Pithy, Pithy

John Edwards joins Zbigniew Brzezinski and assorted other luminaries in criticizing the phrase “War on Terror.”

“This political language has created a frame that is not accurate and that Bush and his gang have used to justify anything they want to do,” Edwards said in a phone interview from Everett, Wash. “It’s been used to justify a whole series of things that are not justifiable, ranging from the war in Iraq, to torture, to violation of the civil liberties of Americans, to illegal spying on Americans. Anyone who speaks out against these things is treated as unpatriotic. I also think it suggests that there’s a fixed enemy that we can defeat with just a military campaign.
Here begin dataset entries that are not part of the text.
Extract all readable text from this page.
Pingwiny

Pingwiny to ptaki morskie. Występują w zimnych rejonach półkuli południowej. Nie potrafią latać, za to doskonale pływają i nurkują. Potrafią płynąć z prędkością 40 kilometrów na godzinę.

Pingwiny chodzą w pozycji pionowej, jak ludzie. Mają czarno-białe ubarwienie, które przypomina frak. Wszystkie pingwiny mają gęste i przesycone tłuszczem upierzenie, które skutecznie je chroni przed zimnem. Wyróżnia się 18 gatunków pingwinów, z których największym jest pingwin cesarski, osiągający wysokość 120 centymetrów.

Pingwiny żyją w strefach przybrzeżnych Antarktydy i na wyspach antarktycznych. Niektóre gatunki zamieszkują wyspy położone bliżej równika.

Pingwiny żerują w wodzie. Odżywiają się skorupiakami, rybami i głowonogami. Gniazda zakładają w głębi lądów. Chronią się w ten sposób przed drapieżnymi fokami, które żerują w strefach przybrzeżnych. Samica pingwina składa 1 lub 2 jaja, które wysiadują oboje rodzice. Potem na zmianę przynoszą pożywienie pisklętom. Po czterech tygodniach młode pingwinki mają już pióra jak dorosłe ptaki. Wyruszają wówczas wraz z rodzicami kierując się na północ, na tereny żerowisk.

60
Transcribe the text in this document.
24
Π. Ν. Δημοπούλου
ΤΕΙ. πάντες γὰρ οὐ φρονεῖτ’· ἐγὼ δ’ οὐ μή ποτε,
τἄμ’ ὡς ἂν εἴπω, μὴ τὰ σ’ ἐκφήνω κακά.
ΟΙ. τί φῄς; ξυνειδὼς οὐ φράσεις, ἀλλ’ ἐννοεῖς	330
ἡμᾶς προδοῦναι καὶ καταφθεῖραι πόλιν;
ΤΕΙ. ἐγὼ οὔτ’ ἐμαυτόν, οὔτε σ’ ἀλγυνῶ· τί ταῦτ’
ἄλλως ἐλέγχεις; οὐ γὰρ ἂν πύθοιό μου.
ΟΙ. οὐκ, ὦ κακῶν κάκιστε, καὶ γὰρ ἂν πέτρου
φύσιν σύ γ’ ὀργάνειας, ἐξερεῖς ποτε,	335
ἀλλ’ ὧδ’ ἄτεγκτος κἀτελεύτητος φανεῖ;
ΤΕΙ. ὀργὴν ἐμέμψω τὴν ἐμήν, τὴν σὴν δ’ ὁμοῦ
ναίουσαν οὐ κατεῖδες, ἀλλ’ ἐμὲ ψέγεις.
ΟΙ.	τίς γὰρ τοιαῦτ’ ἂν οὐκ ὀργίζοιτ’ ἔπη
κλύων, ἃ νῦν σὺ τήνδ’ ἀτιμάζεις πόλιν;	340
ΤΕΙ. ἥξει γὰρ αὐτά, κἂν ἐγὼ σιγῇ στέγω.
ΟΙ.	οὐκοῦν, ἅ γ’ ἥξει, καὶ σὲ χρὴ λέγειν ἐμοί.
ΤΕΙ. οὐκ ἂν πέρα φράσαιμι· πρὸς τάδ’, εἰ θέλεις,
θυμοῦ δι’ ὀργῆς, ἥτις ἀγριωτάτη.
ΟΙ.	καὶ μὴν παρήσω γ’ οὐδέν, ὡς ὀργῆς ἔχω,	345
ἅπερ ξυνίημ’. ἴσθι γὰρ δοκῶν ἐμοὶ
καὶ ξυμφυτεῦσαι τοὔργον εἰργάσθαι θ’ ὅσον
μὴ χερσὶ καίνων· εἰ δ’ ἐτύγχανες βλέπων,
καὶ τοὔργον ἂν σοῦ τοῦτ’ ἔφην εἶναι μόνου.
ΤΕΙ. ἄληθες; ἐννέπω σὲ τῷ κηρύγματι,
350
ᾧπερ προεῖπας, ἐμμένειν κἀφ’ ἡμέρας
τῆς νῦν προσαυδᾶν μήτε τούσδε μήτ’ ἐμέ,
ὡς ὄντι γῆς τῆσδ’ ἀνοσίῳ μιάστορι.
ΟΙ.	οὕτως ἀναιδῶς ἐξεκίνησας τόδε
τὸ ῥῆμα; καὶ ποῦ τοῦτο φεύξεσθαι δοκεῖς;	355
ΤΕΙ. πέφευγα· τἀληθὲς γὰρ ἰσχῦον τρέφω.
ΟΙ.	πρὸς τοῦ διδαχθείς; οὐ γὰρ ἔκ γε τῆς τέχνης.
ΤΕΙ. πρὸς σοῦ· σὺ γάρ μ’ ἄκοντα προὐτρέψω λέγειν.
I just don’t think that’s true.”

Pretty hard to really disagree with that assessment.  “War on terror” implies one enemy, portrays the struggle as against an abstraction, and suggests that the conflict we’re engaged in is best resolved through hard power, all of which are highly problematic assumptions at best.

Like it or not, people want some sort of convenient shorthand for the interrelated network of foreign policy endeavors we’re going to be concentrating on for awhile.  Bush and various Democrats have tried substitutes for “war on terror”–remember the halcyon days of “Islamofascism?”–which haven’t stuck, and I have a feeling that Giuliani’s bold strategy of replacing a stupid term with something far, far dumber won’t quite stick:

Former New York City Mayor Rudolph Giuliani tells TIME that the phrase “served its purpose for awhile” but should now be superseded. “I have been referring to it for quite some time as ‘the terrorist war against us’ – not just America, but people who think like we do, basically the ideas of modern democracy,” Giuliani said. “In order to deal with the terrorists’ global war on us, we have to be on offense.”

Yeah, pretty insightful, and also a little frightening, if you think about what ‘being on offense’ is likely to mean in a hopefully-hypothetical Giuliani administration.

Anyway, even if, as the author of the TIME article says, we’re going to have to live with the term ‘war on terror’ for awhile no matter what Edwards or anyone says or does, I do like this move from Edwards quite a bit.  It’s meant to sum up a real break from Bush, not the meaningful and substantive policy differences that all Democrats and some Republicans have, but a really nice bit of political shorthand which says effectively, “I reject all of the assumptions that have gone into our failed policies of the past administration.”  Moving on from Iraq and trying to restore America’s place in the world are of course great and necessary things, but the real problem’s the mindset–the war-on-terror-ism, if you will.

He just better get some better foreign policy advisors.

One Response to “Pithy, Pithy”

  1. madmouser Says:

    I think Edwards is lower than a snake in the grass. I wouldn’t vote for him under any circumstances.